November 15th, 2012 Tools

Have you recently moved into a new home only to discover that its former occupants were smokers? Perhaps you've quit cigarettes for awhile and have just now realized how much your house really stinks. As it turns out, tobacco toxins can stay in dust and on surfaces long after smoking is eliminated from the area. This is also known as "thirdhand smoke," and, even the smell and off-color walls are enough to make you want to do something. Here are some tips on getting rid of any evidence that a smoker once sat in your living room.

Step one is to lay out a couple of bowls of white vinegar. After a day or two, they can absorb a lot of the smell. This can help dramatically, but it won't do anything about the smoke stains that might be on the walls. If you want to deal with that, you're going to have to do some heavy-duty scrubbing.
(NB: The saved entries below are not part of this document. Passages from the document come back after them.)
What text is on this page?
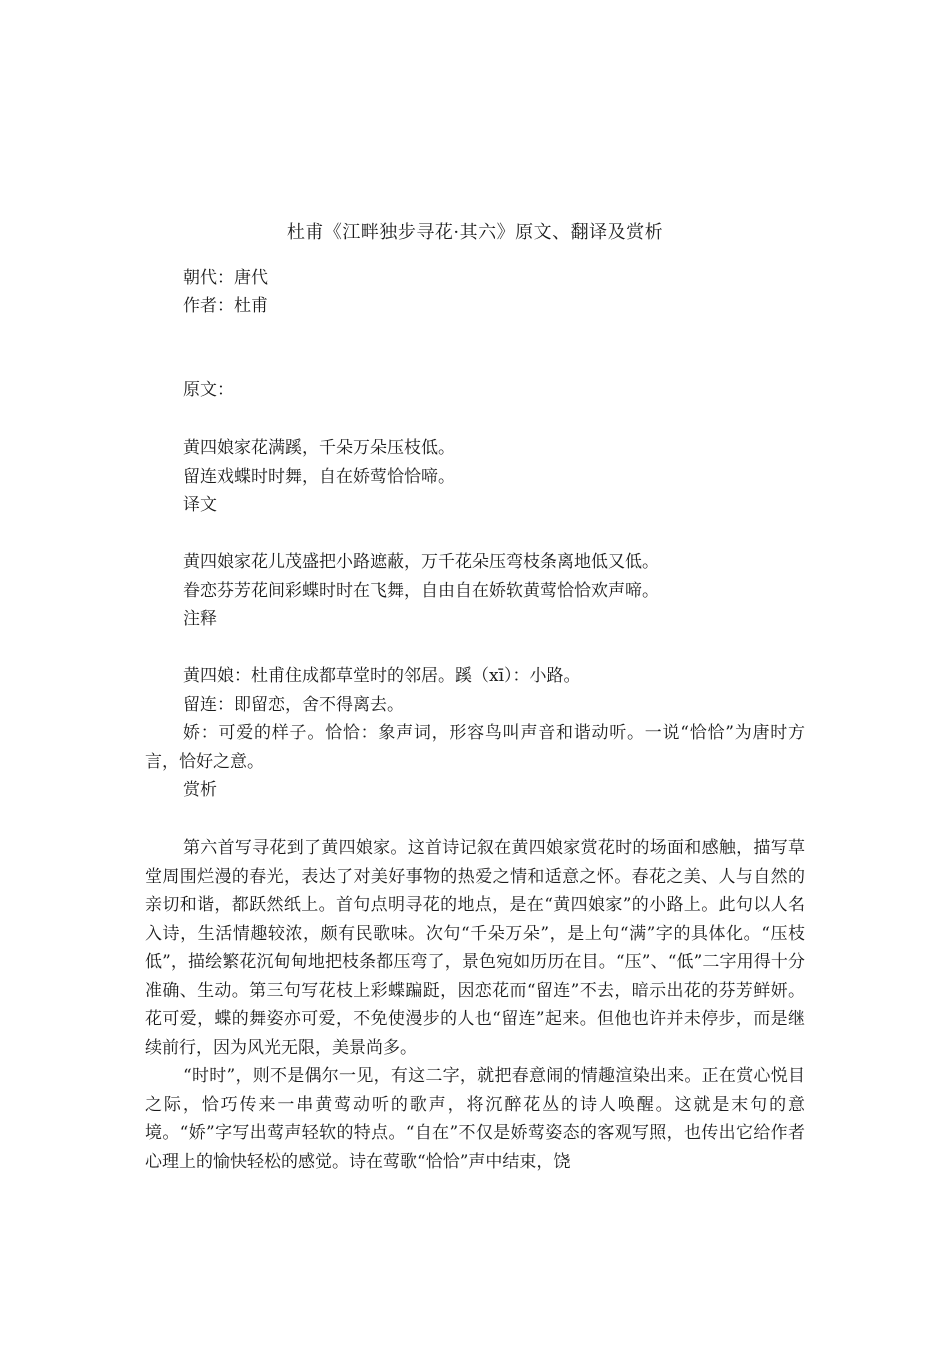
杜甫《江畔独步寻花·其六》原文、翻译及赏析
朝代：唐代
作者：杜甫
原文：
黄四娘家花满蹊，千朵万朵压枝低。
留连戏蝶时时舞，自在娇莺恰恰啼。
译文
黄四娘家花儿茂盛把小路遮蔽，万千花朵压弯枝条离地低又低。
眷恋芬芳花间彩蝶时时在飞舞，自由自在娇软黄莺恰恰欢声啼。
注释
黄四娘：杜甫住成都草堂时的邻居。蹊（xī）：小路。
留连：即留恋，舍不得离去。
娇：可爱的样子。恰恰：象声词，形容鸟叫声音和谐动听。一说“恰恰”为唐时方言，恰好之意。
赏析
第六首写寻花到了黄四娘家。这首诗记叙在黄四娘家赏花时的场面和感触，描写草堂周围烂漫的春光，表达了对美好事物的热爱之情和适意之怀。春花之美、人与自然的亲切和谐，都跃然纸上。首句点明寻花的地点，是在“黄四娘家”的小路上。此句以人名入诗，生活情趣较浓，颇有民歌味。次句“千朵万朵”，是上句“满”字的具体化。“压枝低”，描绘繁花沉甸甸地把枝条都压弯了，景色宛如历历在目。“压”、“低”二字用得十分准确、生动。第三句写花枝上彩蝶蹁跹，因恋花而“留连”不去，暗示出花的芬芳鲜妍。花可爱，蝶的舞姿亦可爱，不免使漫步的人也“留连”起来。但他也许并未停步，而是继续前行，因为风光无限，美景尚多。
“时时”，则不是偶尔一见，有这二字，就把春意闹的情趣渲染出来。正在赏心悦目之际，恰巧传来一串黄莺动听的歌声，将沉醉花丛的诗人唤醒。这就是末句的意境。“娇”字写出莺声轻软的特点。“自在”不仅是娇莺姿态的客观写照，也传出它给作者心理上的愉快轻松的感觉。诗在莺歌“恰恰”声中结束，饶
Start by making a cleaning solution, with either bleach, ammonia or vinegar mixed with water, getting a sponge wet and scrubbing those walls like there's no tomorrow. It's also a good idea to remove any drapery that may still be holding on to that smoky smell. If you happen to have inherited any furniture that's also pretty stinky, try sprinkling on a little bit of carpet cleaning solution and sucking it up with a vacuum with an upholstery attachment.

Naturally, you'll want to keep all of the windows open as much as possible. The more you air out the space, the less hard work you'll have to do!